Elâzığ'da 24 Ocak 2020 tarihinde yaşanan, etkisi Malatya'da görülen deprem sonrası kurumun Sultansuyu Tarım İşletmesinde yer alan binalarda hasar meydana geldiği ve yıkılacağı basına yansımıştı, okumuştuk. Burada idari binanın, tarihî bir bina olduğu da söyleniyor. Yani doğru mu değil mi bilmiyorum ama geçmişten kalma bir bina diye söylenmişti. Sultansuyu Tesislerindeki idari binanın, işte, sosyal tesislerle ilgili durum nedir? Buralar yıkıldı mı? Yani onun içinde tarihî değere yakın, tarihî değere sahip bir bina var mıydı? Bu binalar yıkıldıysa yerine yenileri mi yapılacak, ne olacak orada? Onu merak ediyorum.

Birkaç gün önce Niğde Milletvekilimiz Ömer Fethi Gürer -tarımla çok ilgilidir- gündeme getirdiği bir iddia var, o konuyla ilgili de soru önergesi vermişti. PANKOBİRLİK'lerin ekim dönemi öncesinde, TİGEM üzerinden sertifikalı buğday tohumu alan çiftçilerin, aldıkların tohumların içerisinden 3-4 çeşit buğday tohumu çıktığı yönündeki iddiaları gündeme getirdi. Bu iddialar doğru mu? Böyle bir karışıklık nasıl oluyor? Yani 3-4 çeşit buğday tohumu nasıl olabiliyor? Karışıklık söz konusuysa yani -bu, tabii, çok önemli bir şey- çiftçiye ayıplı mal satmış olursunuz.

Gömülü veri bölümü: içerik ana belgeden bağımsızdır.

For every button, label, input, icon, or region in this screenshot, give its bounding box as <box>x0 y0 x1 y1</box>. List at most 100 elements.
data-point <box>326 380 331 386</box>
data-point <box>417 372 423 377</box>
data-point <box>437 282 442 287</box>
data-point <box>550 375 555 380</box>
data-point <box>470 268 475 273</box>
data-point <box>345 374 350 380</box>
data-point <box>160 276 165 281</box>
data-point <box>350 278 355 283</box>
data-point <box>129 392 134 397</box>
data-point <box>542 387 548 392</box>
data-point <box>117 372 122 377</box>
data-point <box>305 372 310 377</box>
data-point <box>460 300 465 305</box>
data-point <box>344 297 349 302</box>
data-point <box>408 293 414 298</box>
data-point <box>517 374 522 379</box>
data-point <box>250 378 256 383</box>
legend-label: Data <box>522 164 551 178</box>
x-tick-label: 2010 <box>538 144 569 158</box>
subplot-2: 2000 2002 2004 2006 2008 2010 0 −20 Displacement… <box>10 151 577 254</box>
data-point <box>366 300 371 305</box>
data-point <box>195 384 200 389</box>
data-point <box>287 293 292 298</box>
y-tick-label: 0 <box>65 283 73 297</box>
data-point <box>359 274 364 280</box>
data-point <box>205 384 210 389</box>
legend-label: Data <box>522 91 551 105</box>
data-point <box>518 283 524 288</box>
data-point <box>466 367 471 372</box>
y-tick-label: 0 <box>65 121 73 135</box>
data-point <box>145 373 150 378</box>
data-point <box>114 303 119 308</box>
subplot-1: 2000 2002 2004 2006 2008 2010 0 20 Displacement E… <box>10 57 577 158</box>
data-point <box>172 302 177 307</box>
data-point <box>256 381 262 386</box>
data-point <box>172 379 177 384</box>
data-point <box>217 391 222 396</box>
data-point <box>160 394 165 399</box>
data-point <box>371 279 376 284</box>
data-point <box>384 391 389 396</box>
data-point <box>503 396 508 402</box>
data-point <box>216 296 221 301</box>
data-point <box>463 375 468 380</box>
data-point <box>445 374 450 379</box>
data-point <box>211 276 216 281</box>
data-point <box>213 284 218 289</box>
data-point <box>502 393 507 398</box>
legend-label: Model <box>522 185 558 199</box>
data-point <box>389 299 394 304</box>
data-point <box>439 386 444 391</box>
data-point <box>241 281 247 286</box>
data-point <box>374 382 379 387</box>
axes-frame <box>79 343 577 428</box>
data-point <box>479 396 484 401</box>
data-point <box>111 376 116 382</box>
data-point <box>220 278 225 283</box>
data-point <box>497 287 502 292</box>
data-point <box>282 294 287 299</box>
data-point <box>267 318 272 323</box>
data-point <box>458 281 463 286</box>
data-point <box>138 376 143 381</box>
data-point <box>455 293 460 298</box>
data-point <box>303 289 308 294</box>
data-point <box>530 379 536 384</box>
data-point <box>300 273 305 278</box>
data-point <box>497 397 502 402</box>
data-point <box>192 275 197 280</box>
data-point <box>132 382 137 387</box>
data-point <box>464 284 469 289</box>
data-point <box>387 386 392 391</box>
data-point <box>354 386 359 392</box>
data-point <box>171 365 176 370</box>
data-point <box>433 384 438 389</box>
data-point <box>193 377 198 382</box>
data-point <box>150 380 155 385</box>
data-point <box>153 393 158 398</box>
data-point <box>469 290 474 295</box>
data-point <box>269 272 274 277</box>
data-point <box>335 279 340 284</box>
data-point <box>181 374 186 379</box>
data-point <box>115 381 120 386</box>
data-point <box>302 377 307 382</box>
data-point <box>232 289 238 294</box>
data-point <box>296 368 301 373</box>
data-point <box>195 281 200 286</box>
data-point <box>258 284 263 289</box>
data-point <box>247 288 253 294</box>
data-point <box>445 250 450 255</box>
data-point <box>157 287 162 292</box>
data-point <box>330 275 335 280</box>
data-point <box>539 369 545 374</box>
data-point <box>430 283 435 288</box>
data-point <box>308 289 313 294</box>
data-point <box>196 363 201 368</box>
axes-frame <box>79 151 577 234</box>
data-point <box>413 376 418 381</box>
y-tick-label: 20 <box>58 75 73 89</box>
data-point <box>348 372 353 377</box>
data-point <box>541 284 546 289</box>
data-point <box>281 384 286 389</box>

Öyle de olursa çiftçinin bir zarar ettiği gerçeği var. Bir zarar varsa karşılayacak mısınız ya da nasıl karşılayacaksınız?

Son sorum da şu: Önceki Bakan döneminde duyurulan ve 2018 yılında başlatılan, kamuoyunda "300 Koyun Projesi" olarak bilinen projenin geldiği noktayı öğrenmek istiyorum. Bugün projede aile sayısı ve dağıtımı planlanan küçükbaş hayvan sayısı neydi? Bugün itibarıyla kaç aileye kaç koyun verildi? 2019 yılında tamamlanacağı açıklanan proje tamamlandı mı, bitti mi, yoksa dağıtımlar hâlâ devam ediyor mu? Hangi kentlerde, hangi ilçelerde devam ediyor? Bu proje için alınan küçükbaş hayvanlar nereden ve nasıl temin edildi? İthal mi, yoksa yerli hayvan mı? Onu da merak ediyorum. Bir de hayvanlar için geri alım garantisi verilmişti. Bu anlamda, projeden geri dönüşler başladı mı o proje uygulamasından? Bu projenin toplam maliyeti size ne oldu? Ve yakın süreçte -çiftçilerin desteklenmesi, köylülerin desteklenmesi, açısından soruyorum bunu, bu da bizim için çok önemli- benzer projeler hayata geçirilecek mi, üzerinde çalıştığınız projeler var mı? Varsa birkaç projeniz, mesela, bize bir, iki, üç diye anlatabilirsiniz. Biz de hem TİGEM adına hem de Türk çiftçisi adına seviniriz. Olur ya da olmaz, ömrü yeter ya da yetmez bu iktidarın ama belki yararlı işler de yaparlar diye umuyorum.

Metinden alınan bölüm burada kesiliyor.